In another study, researchers from Murdock Children's Research Institute gave children with peanut allergies either a daily dose of a probiotic (Lactobacillus rhamnosus) together with a peanut protein, or a placebo. While the amount of the probiotic remained the same throughout the trial, the amount of peanut protein was gradually increased every two weeks. After a maximum maintenance dose of 2 grams was reached, it was maintained until the end of the 18-month trial. Researchers found that an astonishing 80 percent of the children were able to tolerate peanuts compared to only 4 percent in the placebo group — a rate 20 times higher than the natural rate of resolution for peanut allergy.

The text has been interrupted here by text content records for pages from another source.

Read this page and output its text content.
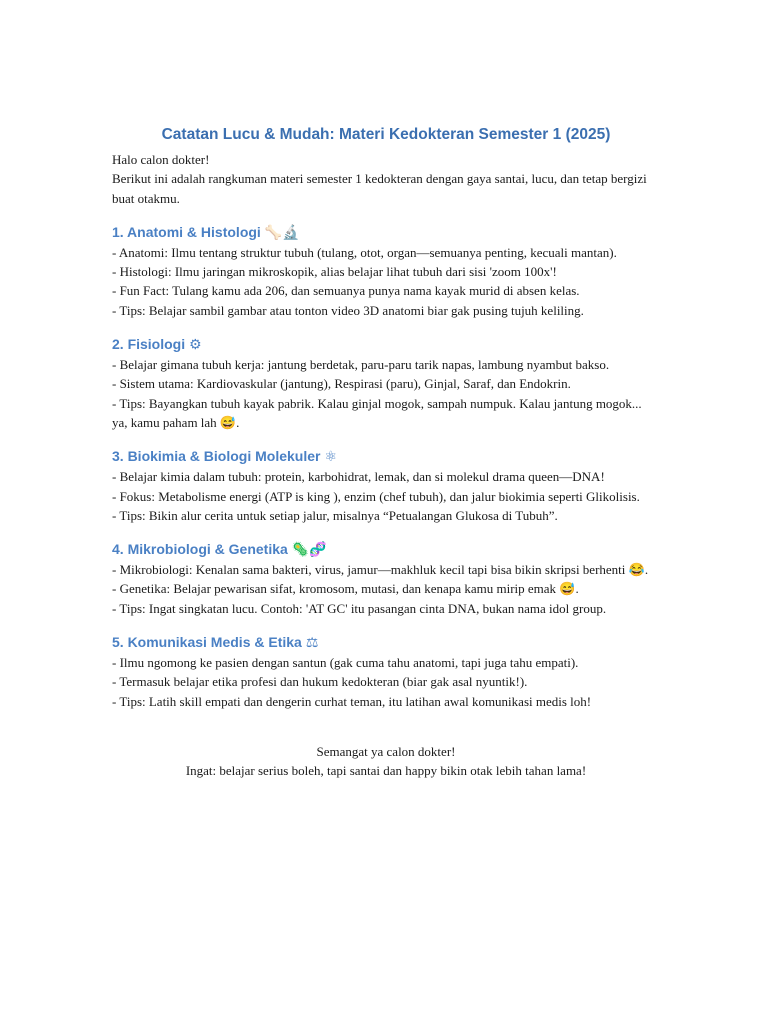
Catatan Lucu & Mudah: Materi Kedokteran Semester 1 (2025)

Halo calon dokter!

Berikut ini adalah rangkuman materi semester 1 kedokteran dengan gaya santai, lucu, dan tetap bergizi buat otakmu.

1. Anatomi & Histologi 🦴🔬

- Anatomi: Ilmu tentang struktur tubuh (tulang, otot, organ—semuanya penting, kecuali mantan).

- Histologi: Ilmu jaringan mikroskopik, alias belajar lihat tubuh dari sisi 'zoom 100x'!

- Fun Fact: Tulang kamu ada 206, dan semuanya punya nama kayak murid di absen kelas.

- Tips: Belajar sambil gambar atau tonton video 3D anatomi biar gak pusing tujuh keliling.

2. Fisiologi ⚙

- Belajar gimana tubuh kerja: jantung berdetak, paru-paru tarik napas, lambung nyambut bakso.

- Sistem utama: Kardiovaskular (jantung), Respirasi (paru), Ginjal, Saraf, dan Endokrin.

- Tips: Bayangkan tubuh kayak pabrik. Kalau ginjal mogok, sampah numpuk. Kalau jantung mogok... ya, kamu paham lah 😅.

3. Biokimia & Biologi Molekuler ⚛

- Belajar kimia dalam tubuh: protein, karbohidrat, lemak, dan si molekul drama queen—DNA!

- Fokus: Metabolisme energi (ATP is king ), enzim (chef tubuh), dan jalur biokimia seperti Glikolisis.

- Tips: Bikin alur cerita untuk setiap jalur, misalnya “Petualangan Glukosa di Tubuh”.

4. Mikrobiologi & Genetika 🦠🧬

- Mikrobiologi: Kenalan sama bakteri, virus, jamur—makhluk kecil tapi bisa bikin skripsi berhenti 😂.

- Genetika: Belajar pewarisan sifat, kromosom, mutasi, dan kenapa kamu mirip emak 😅.

- Tips: Ingat singkatan lucu. Contoh: 'AT GC' itu pasangan cinta DNA, bukan nama idol group.

5. Komunikasi Medis & Etika ⚖

- Ilmu ngomong ke pasien dengan santun (gak cuma tahu anatomi, tapi juga tahu empati).

- Termasuk belajar etika profesi dan hukum kedokteran (biar gak asal nyuntik!).

- Tips: Latih skill empati dan dengerin curhat teman, itu latihan awal komunikasi medis loh!

Semangat ya calon dokter!

Ingat: belajar serius boleh, tapi santai dan happy bikin otak lebih tahan lama!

High blood pressure. Helping control high blood pressure may be as easy as eating yogurt, which contains probiotics, or taking probiotic supplements. A study published in the journal Hypertension found that those who took probiotics daily for more than two months experienced an average drop of 3.6 mmHg in systolic blood pressure (the top number), and a 2.4 mmHg drop in diastolic blood pressure (the bottom number). "We believe probiotics might help lower blood pressure by having other positive effects on health, including improving total cholesterol and low-density lipoprotein, or LDL, cholesterol; reducing blood glucose and insulin resistance; and by helping to regulate the hormone system that regulates blood pressure and fluid balance," said researcher Jing Sun.

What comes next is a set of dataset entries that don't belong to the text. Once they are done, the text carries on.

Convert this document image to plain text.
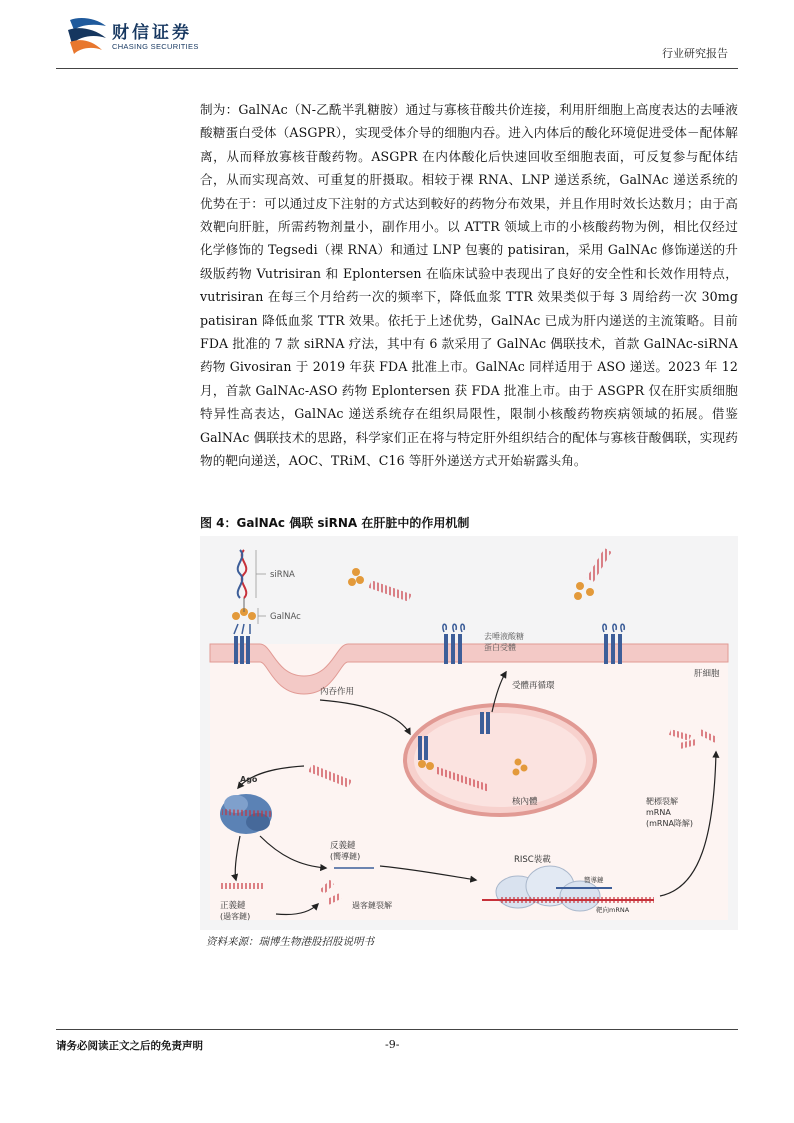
财信证券
CHASING SECURITIES
行业研究报告

制为：GalNAc（N-乙酰半乳糖胺）通过与寡核苷酸共价连接，利用肝细胞上高度表达的去唾液酸糖蛋白受体（ASGPR），实现受体介导的细胞内吞。进入内体后的酸化环境促进受体－配体解离，从而释放寡核苷酸药物。ASGPR 在内体酸化后快速回收至细胞表面，可反复参与配体结合，从而实现高效、可重复的肝摄取。相较于裸 RNA、LNP 递送系统，GalNAc 递送系统的优势在于：可以通过皮下注射的方式达到較好的药物分布效果，并且作用时效长达数月；由于高效靶向肝脏，所需药物剂量小，副作用小。以 ATTR 领域上市的小核酸药物为例，相比仅经过化学修饰的 Tegsedi（裸 RNA）和通过 LNP 包裹的 patisiran，采用 GalNAc 修饰递送的升级版药物 Vutrisiran 和 Eplontersen 在临床试验中表现出了良好的安全性和长效作用特点，vutrisiran 在每三个月给药一次的频率下，降低血浆 TTR 效果类似于每 3 周给药一次 30mg patisiran 降低血浆 TTR 效果。依托于上述优势，GalNAc 已成为肝内递送的主流策略。目前 FDA 批准的 7 款 siRNA 疗法，其中有 6 款采用了 GalNAc 偶联技术，首款 GalNAc-siRNA 药物 Givosiran 于 2019 年获 FDA 批准上市。GalNAc 同样适用于 ASO 递送。2023 年 12 月，首款 GalNAc-ASO 药物 Eplontersen 获 FDA 批准上市。由于 ASGPR 仅在肝实质细胞特异性高表达，GalNAc 递送系统存在组织局限性，限制小核酸药物疾病领域的拓展。借鉴 GalNAc 偶联技术的思路，科学家们正在将与特定肝外组织结合的配体与寡核苷酸偶联，实现药物的靶向递送，AOC、TRiM、C16 等肝外递送方式开始崭露头角。

图 4：GalNAc 偶联 siRNA 在肝脏中的作用机制
siRNA
GalNAc
去唾液酸糖
蛋白受體
肝細胞
內吞作用
核內體
受體再循環
Ago
反義鏈
(嚮導鏈)
正義鏈
(過客鏈)
過客鏈裂解
RISC裝載
嚮導鏈
靶向mRNA
靶標裂解
mRNA
(mRNA降解)
资料来源：瑞博生物港股招股说明书
请务必阅读正文之后的免责声明	-9-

Depression. A study at the University of Toronto found that giving patients suffering from chronic fatigue syndrome (CFS) a two-month course of probiotics significantly reduced their depression and anxiety. Experts said the "good" bacteria encouraged by the probiotics boosted the production of L-tryptophan, the "feel good" neurotransmitter.
Another study, this one from the Netherlands' Leiden University, studied healthy people to see if probiotics might influence their moods. Those who took probiotics, which included Bifidobacterium and Lactobacillus, were significantly less prone to sad moods than those who took a placebo.